Baltimore, Maryland (PRWEB) July 17, 2014
It’s safe to say that William “Randy’ Everett knows a few things about leadership.
He served 33 years in the United States Army and retired in 2008 as a Colonel. His career included 9 years in the elite Special Forces, with served deployments to Bosnia and Iraq. His final assignment prior to “retirement” involved engagement efforts with foreign countries, promoting democratic principles within military structures. After his military service he leveraged his experience and training and currently teaches international business at Loyola University in Baltimore.
During one of his classes, he was introduced to Vector Marketing, the direct sales division of Cutco Corporation, where he gained a new-found confidence in what is being taught by Corporate America. With that knowledge, Everett recently spoke at a Vector conference and delivered a message to Vector sales reps, managers, and parents about leadership and how it is reflected in this unique 65-year-old company.
Cutco is the largest kitchen cutlery manufacturer in North America and sells its products through a national network of college students who sell through in-home personal demonstrations.
“I noticed something in my early classes at Loyola,” he said at the presentation. “I didn’t see a significant amount of leadership training in college courses.
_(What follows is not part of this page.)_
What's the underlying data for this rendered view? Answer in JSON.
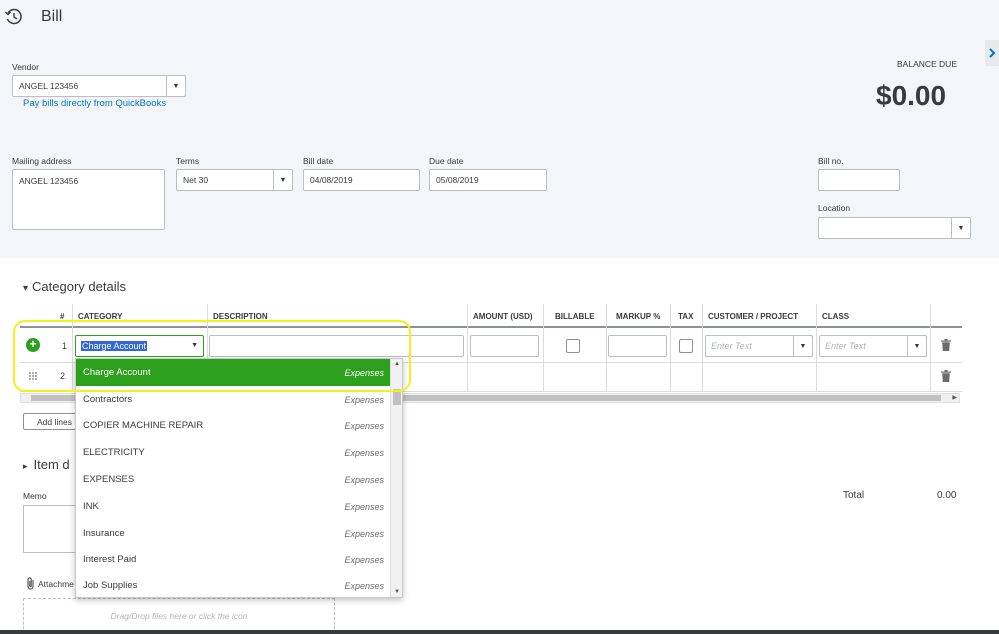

So, I began embedding leadership principles into my curriculum with a civilian spin.”
These principles included such concepts as selfless service, decisiveness, courage, to name a few.
But it was through one of this students -- Carlos Castro -- that he was introduced to Vector Marketing.
“There was outstanding quality about him,” Everett recalled. “The students were always receptive to the concept that leadership is needed everywhere. Carlos Castro seemed to really embrace it in a very practical way.”
During his presentation, Everett recalled meeting with Earl Kelly, the Northeast Region Manager for Vector Marketing. The common message involved leadership, training and mentoring of the young sales force.
“I had stumbled into a great caliber of young people,” he said. “They had energy, focus, and dedication to not just selling knives but to leadership training. These sales reps and managers get it. They all have what it takes to succeed – initiative, organization, and discipline. These young people come from an environment that cultivates these principles.”
Cutco manufactures its cutlery products in the western New York State city of Olean, and during a visit to the plant, recalled Everett, he noticed a unique pride among the workers on the line and throughout the facility.
“A unique pride emanated from everyone I met,” he said at the presentation. “There was longevity at the company and loyalty from both sides – management and employees. I learned quickly about this company and the more I learned, the more I was impressed.”
That pride, he said, extends to the field, among the college sales reps and their managers.
“Vector management focuses on these college sales reps, many of whom have never sold anything before going through this training,” Everett said. “They are taught about sales, but they also learn many other more important things. They learn about finances, personal responsibility, and how to be leaders – all common themes that are continually stressed in the military and we try to instill at Loyola University.”
As with the military, a very definitive culture pervades the organization.
“Many of these sales reps may not stay with the company beyond college. But they will enter the workforce with important leadership and sales skills that they will use forever,” he said. “Vector continually reinforces family virtues and demonstrates leadership and the value of mentorship. Principles of leadership are like natural law. It exists, like gravity, you may forget about gravity, but gravity will not forget about you – just try jumping off a roof, you will see the results – fast.
Everett has even spoken to his own college age students about the Vector experience and encouraged them to attend a conference to get a “feel” for the virtues that Vectors instills in its sales representative.
Finally, Everett has utilized Cutco and Vector as a case study for some of his students to analyze the corporate culture that these progressive companies aspire to. By using the companies as models for students, they can learn about long term management and employee relationships along with the leadership dynamics that companies need to instill to promote growth and success.
About Cutco Cutlery Corporation and Vector Marketing
Cutco Cutlery is a 65-year-old company with headquarters and manufacturing facilities in Olean, New York. Vector Marketing is the company’s sales division, coordinating all sales for Cutco Cutlery through a national network of college students who sell products through in-home personal demonstrations. More than 15 million US households have a Cutco product.